Camın aklınıza getirdiği kavramlar neler olur?
Jean Jacque Rousseau’nun söylediği gibi “tüm taşların en masumu” olarak adlandırılan camla ilgili bu masumiyet kavramı, camın doğrudan ifadesinin yalınlığıyla ilişkili olarak tariflenir. Saydamlığı çağrıştırmasıyla, var olanla yok olan arasındaki sınırı ifade etmesiyle yüzyıllar boyunca mimaride biçimlenme üzerinde etkili olmuş bir malzemedir. Saklayan, peçeleyen, açığa çıkartan, azaltan ama bunun yanında algımızı değiştiren ve çeşitlendiren veya gizem yaratan ifadeleriyle önemli bir yapı malzemesidir.

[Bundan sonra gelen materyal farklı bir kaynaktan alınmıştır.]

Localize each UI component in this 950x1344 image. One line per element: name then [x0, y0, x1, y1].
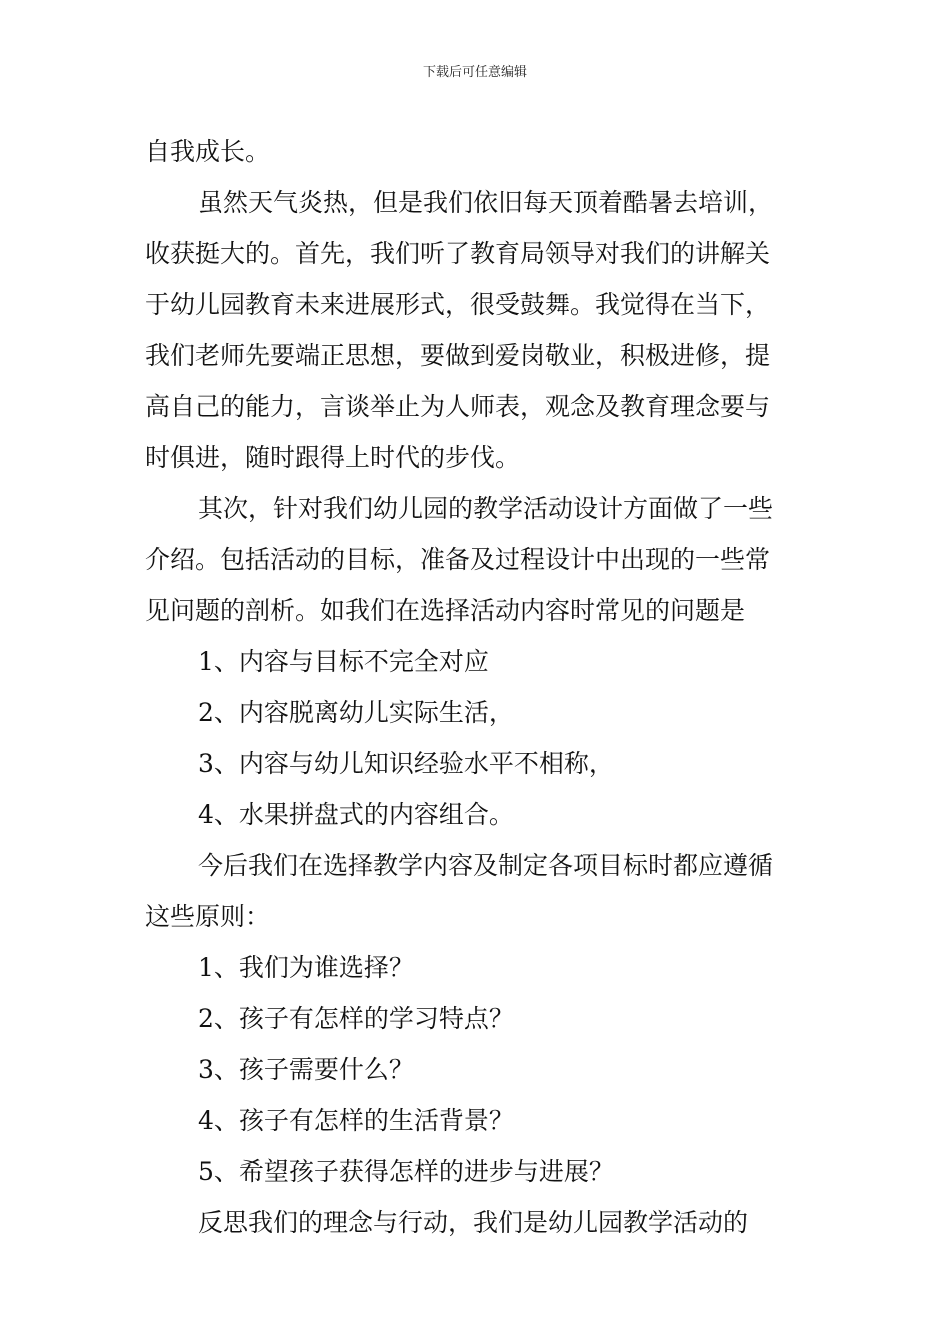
body-line-15: 今后我们在选择教学内容及制定各项目标时都应遵循: [198, 851, 774, 880]
list-item-principle-3: 3、孩子需要什么？: [198, 1055, 414, 1084]
body-line-2: 虽然天气炎热，但是我们依旧每天顶着酷暑去培训，: [198, 188, 774, 217]
body-line-9: 介绍。包括活动的目标，准备及过程设计中出现的一些常: [145, 545, 771, 574]
document-body: [145, 126, 810, 1248]
list-item-principle-1: 1、我们为谁选择？: [198, 953, 414, 982]
body-line-4: 于幼儿园教育未来进展形式，很受鼓舞。我觉得在当下，: [145, 290, 771, 319]
list-item-content-3: 3、内容与幼儿知识经验水平不相称，: [198, 749, 614, 778]
body-line-5: 我们老师先要端正思想，要做到爱岗敬业，积极进修，提: [145, 341, 771, 370]
list-item-content-2: 2、内容脱离幼儿实际生活，: [198, 698, 514, 727]
list-item-principle-5: 5、希望孩子获得怎样的进步与进展？: [198, 1157, 614, 1186]
list-item-principle-4: 4、孩子有怎样的生活背景？: [198, 1106, 514, 1135]
body-line-7: 时俱进，随时跟得上时代的步伐。: [145, 443, 521, 472]
body-line-6: 高自己的能力，言谈举止为人师表，观念及教育理念要与: [145, 392, 771, 421]
body-line-3: 收获挺大的。首先，我们听了教育局领导对我们的讲解关: [145, 239, 771, 268]
list-item-principle-2: 2、孩子有怎样的学习特点？: [198, 1004, 514, 1033]
list-item-content-4: 4、水果拼盘式的内容组合。: [198, 800, 514, 829]
body-line-22: 反思我们的理念与行动，我们是幼儿园教学活动的: [198, 1208, 749, 1237]
list-item-content-1: 1、内容与目标不完全对应: [198, 647, 489, 676]
body-line-16: 这些原则：: [145, 902, 271, 931]
body-line-8: 其次，针对我们幼儿园的教学活动设计方面做了一些: [198, 494, 774, 523]
body-line-1: 自我成长。: [145, 137, 271, 166]
body-line-10: 见问题的剖析。如我们在选择活动内容时常见的问题是: [145, 596, 746, 625]
page-header: 下载后可任意编辑: [422, 65, 527, 80]
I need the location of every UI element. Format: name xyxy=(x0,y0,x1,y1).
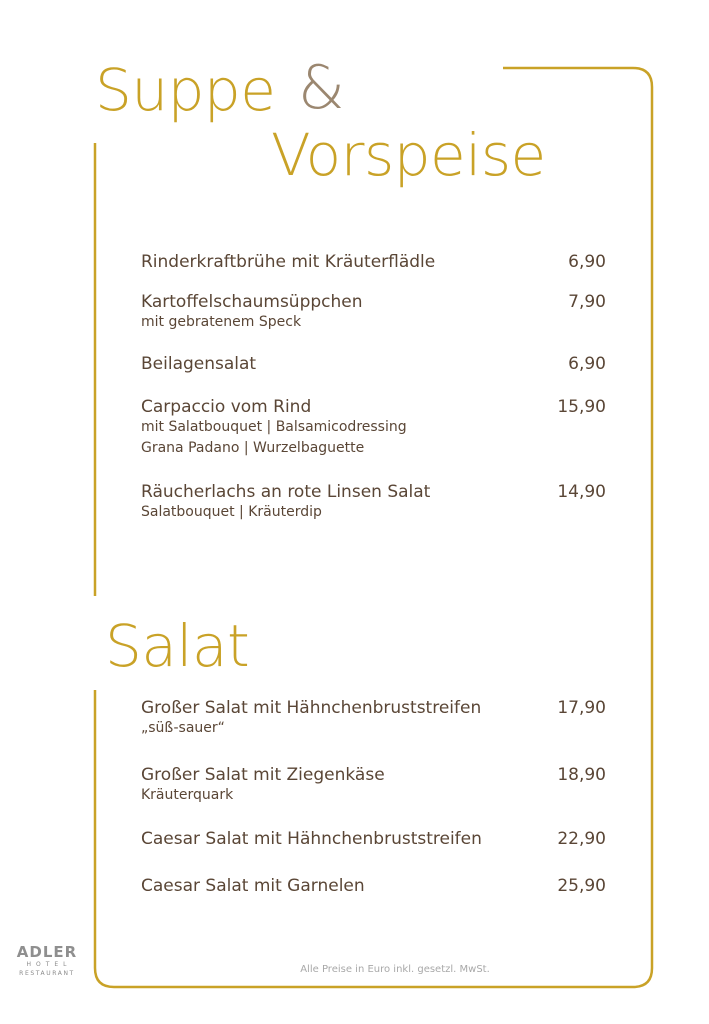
item-price: 25,90 xyxy=(557,876,606,896)
menu-item xyxy=(141,876,606,896)
heading-suppe: Suppe xyxy=(95,56,276,124)
item-description: mit Salatbouquet | Balsamicodressing xyxy=(141,419,407,435)
item-name: Beilagensalat xyxy=(141,354,257,374)
logo-restaurant-text: RESTAURANT xyxy=(19,970,75,977)
item-name: Caesar Salat mit Garnelen xyxy=(141,876,365,896)
item-name: Großer Salat mit Ziegenkäse xyxy=(141,765,385,785)
logo-hotel-text: HOTEL xyxy=(26,961,72,968)
menu-item xyxy=(141,354,606,374)
menu-item xyxy=(141,765,606,806)
item-description: mit gebratenem Speck xyxy=(141,314,302,330)
item-price: 7,90 xyxy=(568,292,606,312)
menu-item xyxy=(141,829,606,849)
adler-logo xyxy=(10,944,84,978)
item-price: 14,90 xyxy=(557,482,606,502)
item-name: Räucherlachs an rote Linsen Salat xyxy=(141,482,431,502)
item-name: Caesar Salat mit Hähnchenbruststreifen xyxy=(141,829,482,849)
item-description: Kräuterquark xyxy=(141,787,234,803)
price-footnote: Alle Preise in Euro inkl. gesetzl. MwSt. xyxy=(300,964,490,975)
item-price: 17,90 xyxy=(557,698,606,718)
menu-item xyxy=(141,292,606,333)
heading-vorspeise: Vorspeise xyxy=(271,121,546,189)
item-price: 15,90 xyxy=(557,397,606,417)
item-price: 22,90 xyxy=(557,829,606,849)
menu-item xyxy=(141,482,606,523)
item-name: Kartoffelschaumsüppchen xyxy=(141,292,363,312)
logo-main-text: ADLER xyxy=(16,943,78,961)
heading-salat: Salat xyxy=(105,612,250,680)
item-name: Großer Salat mit Hähnchenbruststreifen xyxy=(141,698,482,718)
item-price: 6,90 xyxy=(568,354,606,374)
menu-item xyxy=(141,698,606,739)
heading-ampersand: & xyxy=(298,53,345,123)
item-price: 6,90 xyxy=(568,252,606,272)
frame-border-right-bottom xyxy=(95,68,652,987)
item-price: 18,90 xyxy=(557,765,606,785)
item-name: Carpaccio vom Rind xyxy=(141,397,312,417)
item-description: Salatbouquet | Kräuterdip xyxy=(141,504,322,520)
menu-item xyxy=(141,397,606,459)
item-name: Rinderkraftbrühe mit Kräuterflädle xyxy=(141,252,436,272)
menu-item xyxy=(141,252,606,272)
item-description: Grana Padano | Wurzelbaguette xyxy=(141,440,365,456)
item-description: „süß-sauer“ xyxy=(141,720,225,736)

Cam tasarımlarınıza ne katıyor / nasıl etki ediyor?
Özellikle çevre yansımalarını üzerine alarak kendi varlığını yok edercesine boşluğu tarif etmesi benim için çok değerli. Projelerimde özellikle bu metaforik ifadeyi kullanmayı seviyorum. Camın fiziksel ifadesinin ötesinde camın yüklendiği fenomenal ifadeler benim için yön verici oluyor.
Camı en çok hangi malzemelerle bir arada kullanıyorsunuz?
Camın boşluğu tarif eden yansıtıcı yüzeyini, grafik olarak daha katı malzemelerin güçlü ve sert etkileriyle dengelemeyi seviyorum. GRC, taş yüzeyler genelde son dönemde kullandığım birliktelikleri yaratıyor. Bu, özellikle mimari tasarımda doluluk ve boşluk ilişkilerini tariflemede önemli rol oynuyor.
Zaman içinde cam teknolojisi nasıl gelişti ve sizin için neleri mümkün kılıyor?
Şimdilerde maddeyi ve maddenin değişimlerini izliyoruz. Geçen yüzyıl başındaki saydamlığı çağrıştıran ifadesi, teknolojik gelişmelerle birlikte fiziksel boyutunun da değişmesine yol açıyor. Cam artık yalnız saydam değil, yarı saydam, yansıtıcı, enerji üreten veya koruma gibi bir çok özelliğe sahip bir malzeme haline geldi. Hatta yakın gelecekte üç boyutlu yazıcı ile yazılabilir bir malzeme olarak potansiyellerinden faydalanabileceğiz.
Camın daha özgür kullanımları için hayalleriniz neler?
Cam üretimindeki gerekli enerji tüketiminin azalması veya ortadan kalkması için üç boyutlu yazıcı teknolojisinin gelişmelerini heyecanla bekliyorum. Enerji tüketimin dışında, aynı zamanda üretim ve taşıma limitlerine bağlı olarak boyutlandırma seçeneklerinin önümüze önemli alternatiflerle geleceğini düşünüyorum.